1999 erschien die Gesamtbibelausgabe der Bibelgesellschaft: NT übersetzt von Česlovas Kavaliauskas (1923–1997), AT von Antanas Rubšys (1923–2002). Wie Burbulys und Jurėnas wirkte Rubšys im westlichen Exil; Kavaliauskas, ebenfalls katholischer Priester wie Rubšys, lebte in der litauischen Sowjetrepublik. Die katholische Bischofskonferenz hatte schon 1998 ihre Version der Rubšys/Kavaliauskas-Bibel abgesegnet; deren Text unterscheidet sich etwas von der ökumenischen Version von 1999. Natürlich enthalten die katholischen Ausgaben auch die Apokryphen oder Spätschriften des AT.

Die Freude über die neue Übersetzung wird nur durch eins gedämpft: Hauptübersetzer ist ausgerechnet Giedrius Saulytis (Jg. 1966), der nun in Palanga lebt.

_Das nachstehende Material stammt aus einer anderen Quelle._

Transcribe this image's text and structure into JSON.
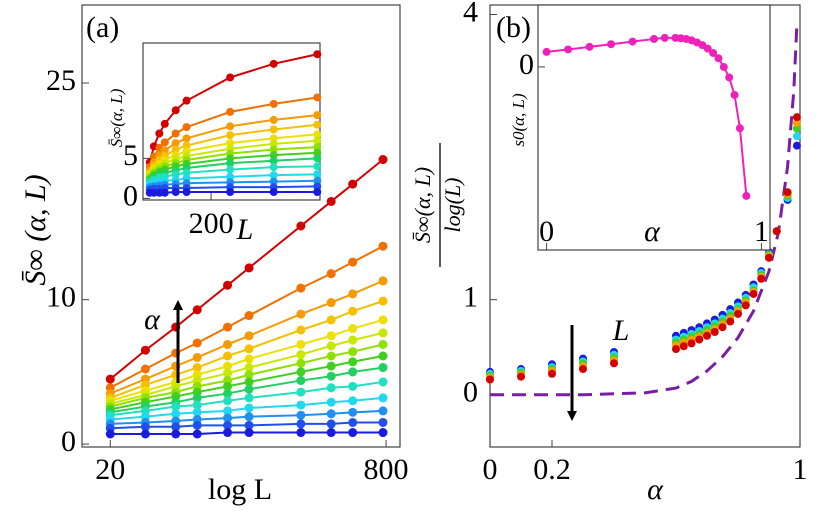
{
  "chart_data": [
    {
      "type": "line",
      "panel_label": "(a)",
      "xlabel": "log L",
      "ylabel": "S̄∞ (α, L)",
      "annotation": "α",
      "xscale": "log",
      "xlim": [
        13.7,
        964
      ],
      "ylim": [
        -0.2,
        30.4
      ],
      "xticks": [
        20,
        800
      ],
      "yticks": [
        0,
        10,
        25
      ],
      "x": [
        20,
        32,
        48,
        64,
        96,
        128,
        256,
        384,
        512,
        768
      ],
      "series": [
        {
          "color": "#d40000",
          "values": [
            4.5,
            6.5,
            8.1,
            9.3,
            11.0,
            12.2,
            15.1,
            16.8,
            18.0,
            19.7
          ]
        },
        {
          "color": "#f07000",
          "values": [
            3.9,
            5.2,
            6.3,
            7.0,
            8.1,
            8.9,
            10.8,
            11.8,
            12.6,
            13.7
          ]
        },
        {
          "color": "#f59a00",
          "values": [
            3.5,
            4.5,
            5.4,
            6.0,
            6.9,
            7.5,
            9.0,
            9.8,
            10.4,
            11.3
          ]
        },
        {
          "color": "#f5c000",
          "values": [
            3.2,
            4.1,
            4.8,
            5.3,
            6.1,
            6.6,
            7.9,
            8.6,
            9.2,
            9.9
          ]
        },
        {
          "color": "#ede000",
          "values": [
            3.0,
            3.7,
            4.3,
            4.8,
            5.4,
            5.9,
            6.9,
            7.5,
            8.0,
            8.6
          ]
        },
        {
          "color": "#c8e800",
          "values": [
            2.8,
            3.4,
            4.0,
            4.4,
            4.9,
            5.3,
            6.2,
            6.8,
            7.2,
            7.7
          ]
        },
        {
          "color": "#8ee000",
          "values": [
            2.6,
            3.2,
            3.6,
            4.0,
            4.4,
            4.8,
            5.6,
            6.1,
            6.4,
            6.9
          ]
        },
        {
          "color": "#40d020",
          "values": [
            2.4,
            2.9,
            3.3,
            3.6,
            4.0,
            4.3,
            5.0,
            5.4,
            5.7,
            6.1
          ]
        },
        {
          "color": "#20d060",
          "values": [
            2.2,
            2.6,
            2.9,
            3.2,
            3.5,
            3.8,
            4.4,
            4.7,
            5.0,
            5.3
          ]
        },
        {
          "color": "#20e0c0",
          "values": [
            2.0,
            2.3,
            2.6,
            2.7,
            3.0,
            3.2,
            3.6,
            3.9,
            4.0,
            4.3
          ]
        },
        {
          "color": "#20d8f0",
          "values": [
            1.7,
            1.9,
            2.1,
            2.2,
            2.3,
            2.5,
            2.7,
            2.9,
            3.0,
            3.2
          ]
        },
        {
          "color": "#2090f0",
          "values": [
            1.4,
            1.5,
            1.6,
            1.7,
            1.8,
            1.9,
            2.0,
            2.1,
            2.2,
            2.3
          ]
        },
        {
          "color": "#2050e8",
          "values": [
            1.1,
            1.2,
            1.2,
            1.3,
            1.3,
            1.3,
            1.4,
            1.4,
            1.5,
            1.5
          ]
        },
        {
          "color": "#1a1ae0",
          "values": [
            0.7,
            0.7,
            0.7,
            0.7,
            0.8,
            0.8,
            0.8,
            0.8,
            0.8,
            0.8
          ]
        }
      ]
    },
    {
      "type": "line",
      "xlabel": "L",
      "ylabel": "S̄∞(α, L)",
      "xlim": [
        0,
        520
      ],
      "ylim": [
        -0.2,
        19.4
      ],
      "xticks": [
        200
      ],
      "yticks": [
        0,
        5
      ]
    },
    {
      "type": "scatter",
      "panel_label": "(b)",
      "xlabel": "α",
      "ylabel": {
        "numerator": "S̄∞(α, L)",
        "denominator": "log(L)"
      },
      "annotation": "L",
      "xlim": [
        0,
        1
      ],
      "ylim": [
        -0.55,
        4.1
      ],
      "xticks": [
        0,
        0.2,
        1
      ],
      "yticks": [
        0,
        1,
        4
      ],
      "x": [
        0,
        0.1,
        0.2,
        0.3,
        0.4,
        0.6,
        0.625,
        0.65,
        0.675,
        0.7,
        0.725,
        0.75,
        0.775,
        0.8,
        0.825,
        0.85,
        0.875,
        0.9,
        0.925,
        0.96,
        0.99
      ],
      "series": [
        {
          "color": "#1a1ae0",
          "values": [
            0.24,
            0.27,
            0.32,
            0.38,
            0.45,
            0.62,
            0.65,
            0.68,
            0.71,
            0.75,
            0.79,
            0.84,
            0.9,
            0.97,
            1.05,
            1.16,
            1.3,
            1.5,
            1.72,
            2.05,
            2.62
          ]
        },
        {
          "color": "#20d8f0",
          "values": [
            0.22,
            0.25,
            0.29,
            0.35,
            0.42,
            0.58,
            0.61,
            0.64,
            0.67,
            0.71,
            0.75,
            0.8,
            0.86,
            0.93,
            1.02,
            1.13,
            1.28,
            1.48,
            1.72,
            2.07,
            2.72
          ]
        },
        {
          "color": "#40d020",
          "values": [
            0.2,
            0.23,
            0.27,
            0.33,
            0.39,
            0.55,
            0.58,
            0.61,
            0.64,
            0.68,
            0.72,
            0.77,
            0.83,
            0.9,
            0.99,
            1.1,
            1.26,
            1.47,
            1.72,
            2.09,
            2.8
          ]
        },
        {
          "color": "#f5a000",
          "values": [
            0.18,
            0.21,
            0.25,
            0.3,
            0.36,
            0.52,
            0.55,
            0.58,
            0.61,
            0.65,
            0.69,
            0.74,
            0.8,
            0.88,
            0.97,
            1.08,
            1.24,
            1.46,
            1.72,
            2.11,
            2.86
          ]
        },
        {
          "color": "#d40000",
          "values": [
            0.16,
            0.19,
            0.22,
            0.27,
            0.33,
            0.48,
            0.51,
            0.54,
            0.58,
            0.62,
            0.66,
            0.71,
            0.77,
            0.85,
            0.94,
            1.06,
            1.22,
            1.44,
            1.72,
            2.13,
            2.92
          ]
        }
      ],
      "reference_curve": {
        "color": "#7b1fa2",
        "style": "dashed",
        "x": [
          0,
          0.3,
          0.5,
          0.6,
          0.65,
          0.7,
          0.75,
          0.8,
          0.85,
          0.9,
          0.93,
          0.96,
          0.98,
          0.99
        ],
        "y": [
          0,
          0,
          0.02,
          0.07,
          0.14,
          0.25,
          0.4,
          0.6,
          0.88,
          1.3,
          1.7,
          2.4,
          3.2,
          3.9
        ]
      }
    },
    {
      "type": "line",
      "xlabel": "α",
      "ylabel": "s0(α, L)",
      "color": "#ee22bb",
      "xlim": [
        -0.04,
        1.04
      ],
      "ylim": [
        -1.046,
        0.354
      ],
      "xticks": [
        0,
        1
      ],
      "yticks": [
        0
      ],
      "x": [
        0,
        0.1,
        0.2,
        0.3,
        0.4,
        0.5,
        0.55,
        0.6,
        0.625,
        0.65,
        0.675,
        0.7,
        0.725,
        0.75,
        0.775,
        0.8,
        0.825,
        0.85,
        0.875,
        0.9,
        0.93
      ],
      "values": [
        0.086,
        0.1,
        0.115,
        0.13,
        0.145,
        0.16,
        0.166,
        0.166,
        0.164,
        0.16,
        0.152,
        0.14,
        0.125,
        0.105,
        0.08,
        0.05,
        0.0,
        -0.06,
        -0.16,
        -0.35,
        -0.737
      ]
    }
  ]
}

Vor Jahren hatte die „Wort-des-Glaubens“-Kirche ihren bisherigen Bundesleiter und Pastor in Vilnius aller Ämter enthoben (s. hier). Er meinte, man könne – wie es heute heißt – polyamourös leben. Die bisherige Ehe, aus der drei erwachsene Söhne hervorgingen, ist inzwischen geschieden. Saulytis, mit allen Wassern gewaschen, ist aber weiter in der christlichen Szene aktiv, unterhält einen Blog und organisiert Konferenzen und Seminare zu geistlichen Themen. Durch seine Ausbildung in den USA ist der Doktor der Theologie tatsächlich ein guter Griechisch-Experte.